Director Joseph Losey found it difficult to work with Monica Vitti (Modesty Blaise), as she would invariably be accompanied onto the set by Director Michelangelo Antonioni, in whose movies she had become famous. Antonioni would often whisper suggestions to her, and she would take direction from him rather than Losey. Eventually, Losey asked Antonioni, whom he greatly admired, to keep away from the studios during filming. Antonioni complied.
Peter O'Donnell complains that of his original screenplay, only one line remains: "What do you know about Wilberforce?" However, he accepted the invitation to write a novelization of this movie. The book, based upon O'Donnell's original screenplay rather than this movie, was a huge success and spawned a series of best-selling novels until 1996. [Despite the popularity of this anecdote, one does have to point out, prosaically, that the line quoted does not, in fact, appear in the film].
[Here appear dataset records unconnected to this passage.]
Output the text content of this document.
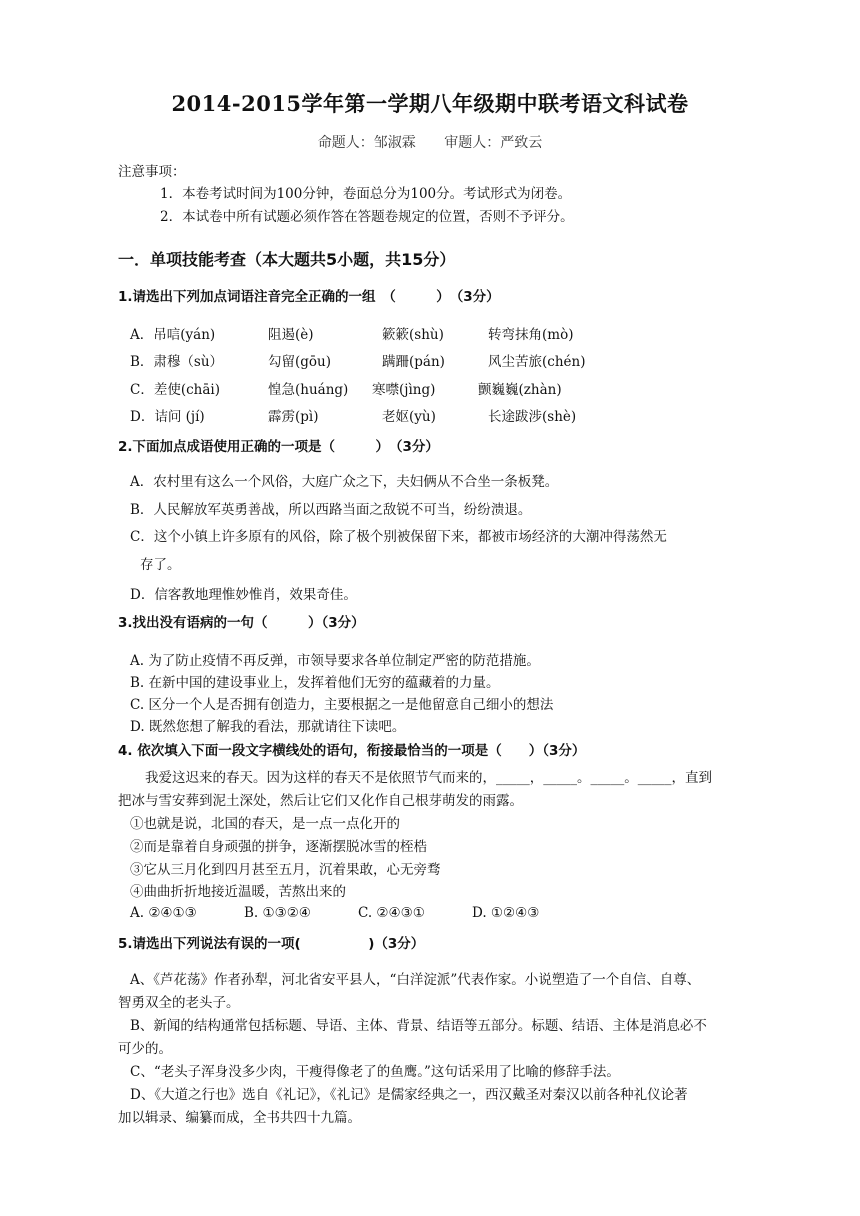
2014-2015学年第一学期八年级期中联考语文科试卷
命题人：邹淑霖 审题人：严致云
注意事项：
1．本卷考试时间为100分钟，卷面总分为100分。考试形式为闭卷。
2．本试卷中所有试题必须作答在答题卷规定的位置，否则不予评分。
一．单项技能考查（本大题共5小题，共15分）
1.请选出下列加点词语注音完全正确的一组　（　　　）　（3分）
A．吊唁(yán)	阻遏(è)	簌簌(shù)	转弯抹角(mò)
B．肃穆（sù）	勾留(gōu)	蹒跚(pán)	风尘苦旅(chén)
C．差使(chāi)	惶急(huáng) 寒噤(jìng)	颤巍巍(zhàn)
D．诘问 (jí)	霹雳(pì)	老妪(yù)	长途跋涉(shè)
2.下面加点成语使用正确的一项是（　　　）　（3分）
A．农村里有这么一个风俗，大庭广众之下，夫妇俩从不合坐一条板凳。
B．人民解放军英勇善战，所以西路当面之敌锐不可当，纷纷溃退。
C．这个小镇上许多原有的风俗，除了极个别被保留下来，都被市场经济的大潮冲得荡然无
存了。
D．信客教地理惟妙惟肖，效果奇佳。
3.找出没有语病的一句（　　　）（3分）
A. 为了防止疫情不再反弹，市领导要求各单位制定严密的防范措施。
B. 在新中国的建设事业上，发挥着他们无穷的蕴藏着的力量。
C. 区分一个人是否拥有创造力，主要根据之一是他留意自己细小的想法
D. 既然您想了解我的看法，那就请往下读吧。
4. 依次填入下面一段文字横线处的语句，衔接最恰当的一项是（　　）（3分）
　　我爱这迟来的春天。因为这样的春天不是依照节气而来的，_____，_____。_____。_____，直到
把冰与雪安葬到泥土深处，然后让它们又化作自己根芽萌发的雨露。
①也就是说，北国的春天，是一点一点化开的
②而是靠着自身顽强的拼争，逐渐摆脱冰雪的桎梏
③它从三月化到四月甚至五月，沉着果敢，心无旁骛
④曲曲折折地接近温暖，苦熬出来的
A. ②④①③	B. ①③②④	C. ②④③①	D. ①②④③
5.请选出下列说法有误的一项(　　　　　)（3分）
A、《芦花荡》作者孙犁，河北省安平县人，“白洋淀派”代表作家。小说塑造了一个自信、自尊、
智勇双全的老头子。
B、新闻的结构通常包括标题、导语、主体、背景、结语等五部分。标题、结语、主体是消息必不
可少的。
C、“老头子浑身没多少肉，干瘦得像老了的鱼鹰。”这句话采用了比喻的修辞手法。
D、《大道之行也》选自《礼记》，《礼记》是儒家经典之一，西汉戴圣对秦汉以前各种礼仪论著
加以辑录、编纂而成，全书共四十九篇。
Although Sir Dirk Bogarde (Gabriel) was very complimentary about Monica Vitti (Modesty Blaise) when this movie was being made, he also claimed, in a radio interview of twenty-five years or so later, that she was the only one of his leading ladies he had disliked, saying that she was "beastly".
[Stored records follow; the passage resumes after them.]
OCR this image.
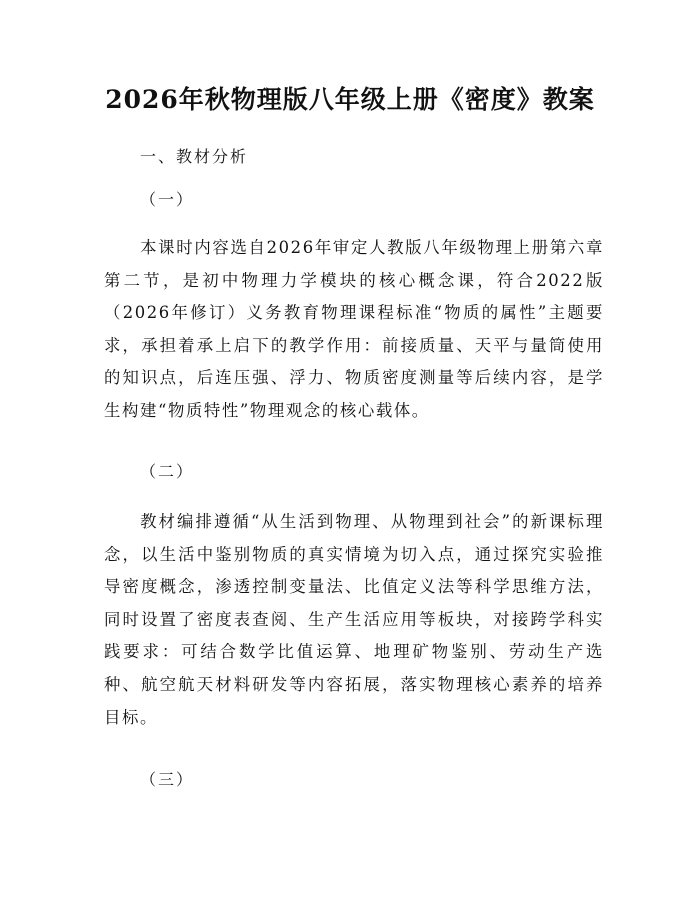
2026年秋物理版八年级上册《密度》教案
一、教材分析
（一）
本课时内容选自2026年审定人教版八年级物理上册第六章第二节，是初中物理力学模块的核心概念课，符合2022版（2026年修订）义务教育物理课程标准“物质的属性”主题要求，承担着承上启下的教学作用：前接质量、天平与量筒使用的知识点，后连压强、浮力、物质密度测量等后续内容，是学生构建“物质特性”物理观念的核心载体。
（二）
教材编排遵循“从生活到物理、从物理到社会”的新课标理念，以生活中鉴别物质的真实情境为切入点，通过探究实验推导密度概念，渗透控制变量法、比值定义法等科学思维方法，同时设置了密度表查阅、生产生活应用等板块，对接跨学科实践要求：可结合数学比值运算、地理矿物鉴别、劳动生产选种、航空航天材料研发等内容拓展，落实物理核心素养的培养目标。
（三）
Terence Stamp turned down Alfie (1966) to make this movie. His friend and former flatmate, Sir Michael Caine, made the role his own, won his first Oscar nomination, and embarked on a major international career due to its huge success.
About a year before this movie premiered, Peter O'Donnell wrote a novelization of his draft of the screenplay. This novel was called "Modesty Blaise", and the book was successful critically and commercially and led O'Donnell to write a series of "Modesty Blaise" novels alongside the comic strips that continued for thirty years.